The mount pokes above the crater rim surrounding it, suggesting that it formed after the crater did. Moreover, it shows clear signs of sedimentation – meaning that the material that formed it was carried there from somewhere else, either by wind or liquid water.

And that is its allure.

The 100-mile-wide crater might once have contained a Martian sea, scientists theorize.

Far away on the planes of Meridiani, the Opportunity rover sent to Mars in 2003 has pored over layers of Martian soil reshaped by water – but the craters which it has scoured are comparatively shallow, no more than 60 feet deep. At Gale, the entire mountain could bear testimony to the history and action of liquid water on Mars.

For geologists, this is a virtual pot of gold at the end of the nine-month flight. Sedimentary layers are laid down chronologically, with the oldest layers at the bottom. With perhaps 1,000 feet of layers to drill, prod, and analyze during the first martian year (687 Earth days), geologists think they have a virtual textbook before them in the Gale crater mountain.

“It’s like the Grand Canyon,” said John Grotzinger, Mars Science Laboratory project scientist at the Jet Propulsion Laboratory in Pasadena, Calif., at the news conference.

“You start at the bottom and go to the top, and it reads like a novel. We think that Gale is going to be a great novel to learn the environmental history” of Mars, he added.

Even from images taken by the orbiting Mars Reconnaissance Orbiter, the story looks intriguing.

  • The plain on which the rover will land shows traces of an ancient fluvial fan – evidence that water might once have flowed onto the plains and spread out like the fan-shaped deltas of the Nile or the Mississippi River.
  • The rocks at the base of the mountain are clays – rocks typically formed in water.
  • Farther up the slope are sulfates – materials also usually formed by interaction with water.
  • Higher still on the mountain lie so-called cemented fractures – a landscape that looks vaguely like bubble wrap, with rocky prominences interspersed by straight-line fractures. Dr. Grotzinger said the formations appear to be shaped by water and could include basins that collected mineral-rich water in the distant past.

And beyond is the summit. Team members were careful to stress that summiting the mountain is not a goal of the mission. Scientists are not going to push the pedal and race the rover to the summit to see the sunset. Curiosity might stay in one spot for six months, if it finds something that transforms our understanding of where life could have existed on the Red Planet.

Engineers have given the rover a warranty of two Earth years – after that, any science is a bonus. The Curiosity team would like at least to get the rover to the cemented fractures by then.

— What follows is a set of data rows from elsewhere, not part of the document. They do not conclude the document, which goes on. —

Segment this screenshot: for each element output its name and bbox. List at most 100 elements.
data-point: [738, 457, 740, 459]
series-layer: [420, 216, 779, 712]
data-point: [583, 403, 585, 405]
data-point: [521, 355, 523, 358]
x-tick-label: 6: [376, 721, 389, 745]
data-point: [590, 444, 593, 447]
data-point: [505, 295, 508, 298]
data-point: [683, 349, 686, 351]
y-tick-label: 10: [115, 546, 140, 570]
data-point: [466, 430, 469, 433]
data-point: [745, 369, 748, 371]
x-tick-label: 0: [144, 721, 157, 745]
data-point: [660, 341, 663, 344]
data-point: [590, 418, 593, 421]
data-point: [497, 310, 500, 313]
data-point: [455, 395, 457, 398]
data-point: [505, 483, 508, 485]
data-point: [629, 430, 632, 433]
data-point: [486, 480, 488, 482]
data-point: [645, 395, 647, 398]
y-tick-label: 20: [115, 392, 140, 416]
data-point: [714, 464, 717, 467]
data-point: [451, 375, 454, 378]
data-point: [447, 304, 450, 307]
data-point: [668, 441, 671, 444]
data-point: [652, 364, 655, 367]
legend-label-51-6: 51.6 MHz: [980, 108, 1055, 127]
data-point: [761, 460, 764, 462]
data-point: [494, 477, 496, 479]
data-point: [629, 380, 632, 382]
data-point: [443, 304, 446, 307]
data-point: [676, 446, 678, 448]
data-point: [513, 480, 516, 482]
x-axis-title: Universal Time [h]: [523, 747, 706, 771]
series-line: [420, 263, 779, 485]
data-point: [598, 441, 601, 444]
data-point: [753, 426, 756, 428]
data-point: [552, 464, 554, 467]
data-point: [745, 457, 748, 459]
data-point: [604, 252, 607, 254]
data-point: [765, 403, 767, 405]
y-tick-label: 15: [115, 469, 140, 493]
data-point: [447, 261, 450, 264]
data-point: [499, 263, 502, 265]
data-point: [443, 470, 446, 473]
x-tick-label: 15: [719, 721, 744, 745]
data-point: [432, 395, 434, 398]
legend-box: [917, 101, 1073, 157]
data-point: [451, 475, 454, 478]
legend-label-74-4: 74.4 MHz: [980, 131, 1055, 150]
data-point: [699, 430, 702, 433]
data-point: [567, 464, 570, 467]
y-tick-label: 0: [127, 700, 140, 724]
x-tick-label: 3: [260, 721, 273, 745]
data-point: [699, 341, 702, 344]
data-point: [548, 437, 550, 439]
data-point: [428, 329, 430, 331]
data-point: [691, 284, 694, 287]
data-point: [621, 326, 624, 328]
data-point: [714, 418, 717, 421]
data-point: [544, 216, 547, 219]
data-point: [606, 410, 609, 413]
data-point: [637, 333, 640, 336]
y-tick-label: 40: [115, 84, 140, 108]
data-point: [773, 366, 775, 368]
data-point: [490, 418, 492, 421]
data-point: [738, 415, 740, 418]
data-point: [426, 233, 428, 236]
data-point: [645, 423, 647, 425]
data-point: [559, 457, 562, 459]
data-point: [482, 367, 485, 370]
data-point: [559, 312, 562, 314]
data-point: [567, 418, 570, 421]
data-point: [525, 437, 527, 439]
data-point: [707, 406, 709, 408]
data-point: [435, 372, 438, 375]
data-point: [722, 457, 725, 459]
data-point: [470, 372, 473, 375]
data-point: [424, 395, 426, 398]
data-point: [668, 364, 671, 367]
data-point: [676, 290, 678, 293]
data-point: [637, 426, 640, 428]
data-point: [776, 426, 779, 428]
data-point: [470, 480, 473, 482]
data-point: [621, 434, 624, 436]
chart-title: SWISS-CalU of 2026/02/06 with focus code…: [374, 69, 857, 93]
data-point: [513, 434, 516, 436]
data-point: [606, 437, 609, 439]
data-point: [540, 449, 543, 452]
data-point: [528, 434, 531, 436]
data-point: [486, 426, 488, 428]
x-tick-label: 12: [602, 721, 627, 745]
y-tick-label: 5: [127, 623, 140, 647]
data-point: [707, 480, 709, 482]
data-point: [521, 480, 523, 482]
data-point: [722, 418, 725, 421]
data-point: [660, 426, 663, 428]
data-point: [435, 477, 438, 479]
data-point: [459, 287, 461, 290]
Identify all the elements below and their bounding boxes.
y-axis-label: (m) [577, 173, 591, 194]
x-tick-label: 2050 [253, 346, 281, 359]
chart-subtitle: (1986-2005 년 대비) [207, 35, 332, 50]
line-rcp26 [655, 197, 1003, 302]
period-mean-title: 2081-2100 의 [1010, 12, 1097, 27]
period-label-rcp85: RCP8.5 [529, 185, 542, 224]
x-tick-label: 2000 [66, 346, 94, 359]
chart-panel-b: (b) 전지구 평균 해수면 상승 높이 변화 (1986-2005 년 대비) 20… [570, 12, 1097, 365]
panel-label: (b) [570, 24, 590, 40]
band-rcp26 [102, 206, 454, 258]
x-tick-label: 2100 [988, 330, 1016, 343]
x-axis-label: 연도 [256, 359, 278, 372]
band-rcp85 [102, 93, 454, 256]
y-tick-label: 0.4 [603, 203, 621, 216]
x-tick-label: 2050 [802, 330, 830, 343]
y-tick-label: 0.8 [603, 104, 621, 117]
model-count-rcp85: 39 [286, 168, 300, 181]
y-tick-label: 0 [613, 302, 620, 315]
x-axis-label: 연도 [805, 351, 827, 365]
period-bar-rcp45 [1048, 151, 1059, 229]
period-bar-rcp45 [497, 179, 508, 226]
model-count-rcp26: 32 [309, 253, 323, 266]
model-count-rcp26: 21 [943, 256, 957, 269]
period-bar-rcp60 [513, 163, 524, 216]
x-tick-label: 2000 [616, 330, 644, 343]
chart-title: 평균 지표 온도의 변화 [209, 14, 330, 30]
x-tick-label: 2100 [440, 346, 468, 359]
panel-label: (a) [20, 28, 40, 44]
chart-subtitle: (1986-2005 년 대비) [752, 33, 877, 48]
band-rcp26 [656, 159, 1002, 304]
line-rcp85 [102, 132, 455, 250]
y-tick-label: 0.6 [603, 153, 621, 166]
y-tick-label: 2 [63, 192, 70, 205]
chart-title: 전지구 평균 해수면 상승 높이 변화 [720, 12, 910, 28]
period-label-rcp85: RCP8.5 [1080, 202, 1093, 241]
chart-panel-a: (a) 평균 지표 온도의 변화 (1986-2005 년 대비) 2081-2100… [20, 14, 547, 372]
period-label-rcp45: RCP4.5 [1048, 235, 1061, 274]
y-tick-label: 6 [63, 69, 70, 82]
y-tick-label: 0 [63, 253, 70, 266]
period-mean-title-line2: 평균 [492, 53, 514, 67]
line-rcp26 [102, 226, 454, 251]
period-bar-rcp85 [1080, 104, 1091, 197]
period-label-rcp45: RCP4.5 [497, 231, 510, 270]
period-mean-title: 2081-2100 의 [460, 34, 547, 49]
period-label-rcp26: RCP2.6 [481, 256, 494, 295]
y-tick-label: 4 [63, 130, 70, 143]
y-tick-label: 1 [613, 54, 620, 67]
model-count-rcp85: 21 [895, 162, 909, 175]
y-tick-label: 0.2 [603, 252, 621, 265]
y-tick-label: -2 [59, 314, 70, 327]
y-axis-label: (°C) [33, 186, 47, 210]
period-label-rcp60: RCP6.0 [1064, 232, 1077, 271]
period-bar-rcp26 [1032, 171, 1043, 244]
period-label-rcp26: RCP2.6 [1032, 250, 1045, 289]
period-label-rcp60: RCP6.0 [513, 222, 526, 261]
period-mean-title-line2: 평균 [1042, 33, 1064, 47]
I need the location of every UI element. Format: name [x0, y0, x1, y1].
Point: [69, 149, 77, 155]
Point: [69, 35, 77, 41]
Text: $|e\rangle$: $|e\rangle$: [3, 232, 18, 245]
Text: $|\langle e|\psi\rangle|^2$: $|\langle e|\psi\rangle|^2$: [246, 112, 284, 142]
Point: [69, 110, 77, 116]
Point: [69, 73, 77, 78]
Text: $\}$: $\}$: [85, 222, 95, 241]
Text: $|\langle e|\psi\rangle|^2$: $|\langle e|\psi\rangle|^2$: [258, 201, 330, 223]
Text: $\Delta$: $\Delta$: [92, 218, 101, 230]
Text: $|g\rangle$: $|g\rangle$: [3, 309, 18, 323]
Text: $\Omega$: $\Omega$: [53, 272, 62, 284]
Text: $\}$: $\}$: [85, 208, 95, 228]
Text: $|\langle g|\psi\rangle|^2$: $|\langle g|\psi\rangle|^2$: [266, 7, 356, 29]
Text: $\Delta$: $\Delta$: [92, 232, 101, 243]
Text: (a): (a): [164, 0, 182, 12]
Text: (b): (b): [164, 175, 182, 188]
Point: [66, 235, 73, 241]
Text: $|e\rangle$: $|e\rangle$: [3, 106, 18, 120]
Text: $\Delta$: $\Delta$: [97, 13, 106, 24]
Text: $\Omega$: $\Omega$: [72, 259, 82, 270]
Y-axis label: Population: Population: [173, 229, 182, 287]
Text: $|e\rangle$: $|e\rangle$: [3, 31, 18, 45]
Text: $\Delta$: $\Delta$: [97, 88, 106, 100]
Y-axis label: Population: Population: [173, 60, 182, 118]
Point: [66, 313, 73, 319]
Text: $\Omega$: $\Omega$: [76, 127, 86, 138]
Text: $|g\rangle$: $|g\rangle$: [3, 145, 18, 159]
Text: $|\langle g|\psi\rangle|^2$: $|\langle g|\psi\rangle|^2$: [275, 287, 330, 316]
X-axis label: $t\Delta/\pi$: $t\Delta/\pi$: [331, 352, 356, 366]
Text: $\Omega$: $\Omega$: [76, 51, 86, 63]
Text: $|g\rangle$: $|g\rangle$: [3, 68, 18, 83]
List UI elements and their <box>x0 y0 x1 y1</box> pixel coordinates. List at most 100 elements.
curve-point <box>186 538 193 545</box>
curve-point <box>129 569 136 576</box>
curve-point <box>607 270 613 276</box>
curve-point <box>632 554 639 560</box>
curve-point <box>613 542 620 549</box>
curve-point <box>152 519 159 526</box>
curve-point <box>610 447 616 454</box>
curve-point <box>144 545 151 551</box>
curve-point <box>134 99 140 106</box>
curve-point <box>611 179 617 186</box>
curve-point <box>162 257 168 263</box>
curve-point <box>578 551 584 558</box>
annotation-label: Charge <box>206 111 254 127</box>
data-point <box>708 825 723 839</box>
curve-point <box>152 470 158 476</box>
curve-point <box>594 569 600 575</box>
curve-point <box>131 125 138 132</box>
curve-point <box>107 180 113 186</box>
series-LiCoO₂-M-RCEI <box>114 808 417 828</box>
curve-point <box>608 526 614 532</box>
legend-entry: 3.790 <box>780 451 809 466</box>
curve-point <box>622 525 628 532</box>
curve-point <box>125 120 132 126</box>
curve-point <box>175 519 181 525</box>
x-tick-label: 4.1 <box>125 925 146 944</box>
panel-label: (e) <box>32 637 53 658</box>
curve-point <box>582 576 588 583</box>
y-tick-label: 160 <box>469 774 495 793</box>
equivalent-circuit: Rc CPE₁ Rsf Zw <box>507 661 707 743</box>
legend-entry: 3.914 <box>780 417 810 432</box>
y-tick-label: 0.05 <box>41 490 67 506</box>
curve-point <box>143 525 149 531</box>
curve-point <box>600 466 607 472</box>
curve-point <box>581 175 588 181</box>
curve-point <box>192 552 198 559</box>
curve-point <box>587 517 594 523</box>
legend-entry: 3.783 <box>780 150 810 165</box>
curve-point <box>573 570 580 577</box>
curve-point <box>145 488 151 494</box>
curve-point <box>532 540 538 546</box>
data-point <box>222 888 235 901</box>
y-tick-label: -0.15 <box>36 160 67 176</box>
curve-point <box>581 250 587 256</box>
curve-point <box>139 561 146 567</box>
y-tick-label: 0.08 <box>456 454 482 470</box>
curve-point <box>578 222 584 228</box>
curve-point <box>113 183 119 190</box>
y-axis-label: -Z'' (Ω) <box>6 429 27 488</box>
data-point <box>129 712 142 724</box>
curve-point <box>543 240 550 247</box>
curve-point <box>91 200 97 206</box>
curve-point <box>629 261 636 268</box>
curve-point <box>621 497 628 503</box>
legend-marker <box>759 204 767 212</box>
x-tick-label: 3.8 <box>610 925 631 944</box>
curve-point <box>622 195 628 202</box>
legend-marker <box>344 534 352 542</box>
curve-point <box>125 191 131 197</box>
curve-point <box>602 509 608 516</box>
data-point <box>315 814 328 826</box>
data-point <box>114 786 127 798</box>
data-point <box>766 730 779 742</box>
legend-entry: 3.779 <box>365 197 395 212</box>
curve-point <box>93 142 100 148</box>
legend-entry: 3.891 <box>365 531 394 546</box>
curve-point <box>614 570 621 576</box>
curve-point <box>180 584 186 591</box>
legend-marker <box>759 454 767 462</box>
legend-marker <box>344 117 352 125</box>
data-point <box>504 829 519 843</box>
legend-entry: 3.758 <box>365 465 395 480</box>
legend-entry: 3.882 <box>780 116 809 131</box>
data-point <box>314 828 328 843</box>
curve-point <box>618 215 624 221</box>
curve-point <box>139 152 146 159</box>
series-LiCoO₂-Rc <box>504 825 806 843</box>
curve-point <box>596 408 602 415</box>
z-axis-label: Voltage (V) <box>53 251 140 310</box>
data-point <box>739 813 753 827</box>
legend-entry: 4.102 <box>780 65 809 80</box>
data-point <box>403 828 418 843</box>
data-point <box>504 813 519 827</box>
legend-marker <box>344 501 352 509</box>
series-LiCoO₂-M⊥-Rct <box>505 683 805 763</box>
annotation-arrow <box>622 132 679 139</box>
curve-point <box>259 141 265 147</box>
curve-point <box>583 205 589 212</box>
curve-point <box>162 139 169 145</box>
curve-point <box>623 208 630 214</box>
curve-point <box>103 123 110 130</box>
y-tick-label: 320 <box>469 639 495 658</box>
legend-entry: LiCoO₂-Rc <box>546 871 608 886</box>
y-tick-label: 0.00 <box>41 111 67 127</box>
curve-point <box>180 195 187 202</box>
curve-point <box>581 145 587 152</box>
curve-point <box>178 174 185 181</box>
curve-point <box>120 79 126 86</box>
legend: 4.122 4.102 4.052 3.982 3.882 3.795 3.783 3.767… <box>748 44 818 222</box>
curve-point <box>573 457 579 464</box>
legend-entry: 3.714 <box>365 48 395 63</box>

But Opportunity’s “primary mission” ran out in 2004, and it’s still trundling across Mars. So there’s hope that Curiosity could be similarly long-lived.

To this end, the science team convened a “Gale Summit Team” to see if it would even be possible to navigate the rover to the top of the mountain. It is. The team found several possible ascent routes. But when Grotzinger talked about the summit, he threw out a hypothetical timeline of 10 years.

If Curiosity were to last that long, a summit run would almost certainly be a victory lap.

Says Grotzinger, Gale crater may have an “exceptionally high diversity of many different kinds of habitable environments.”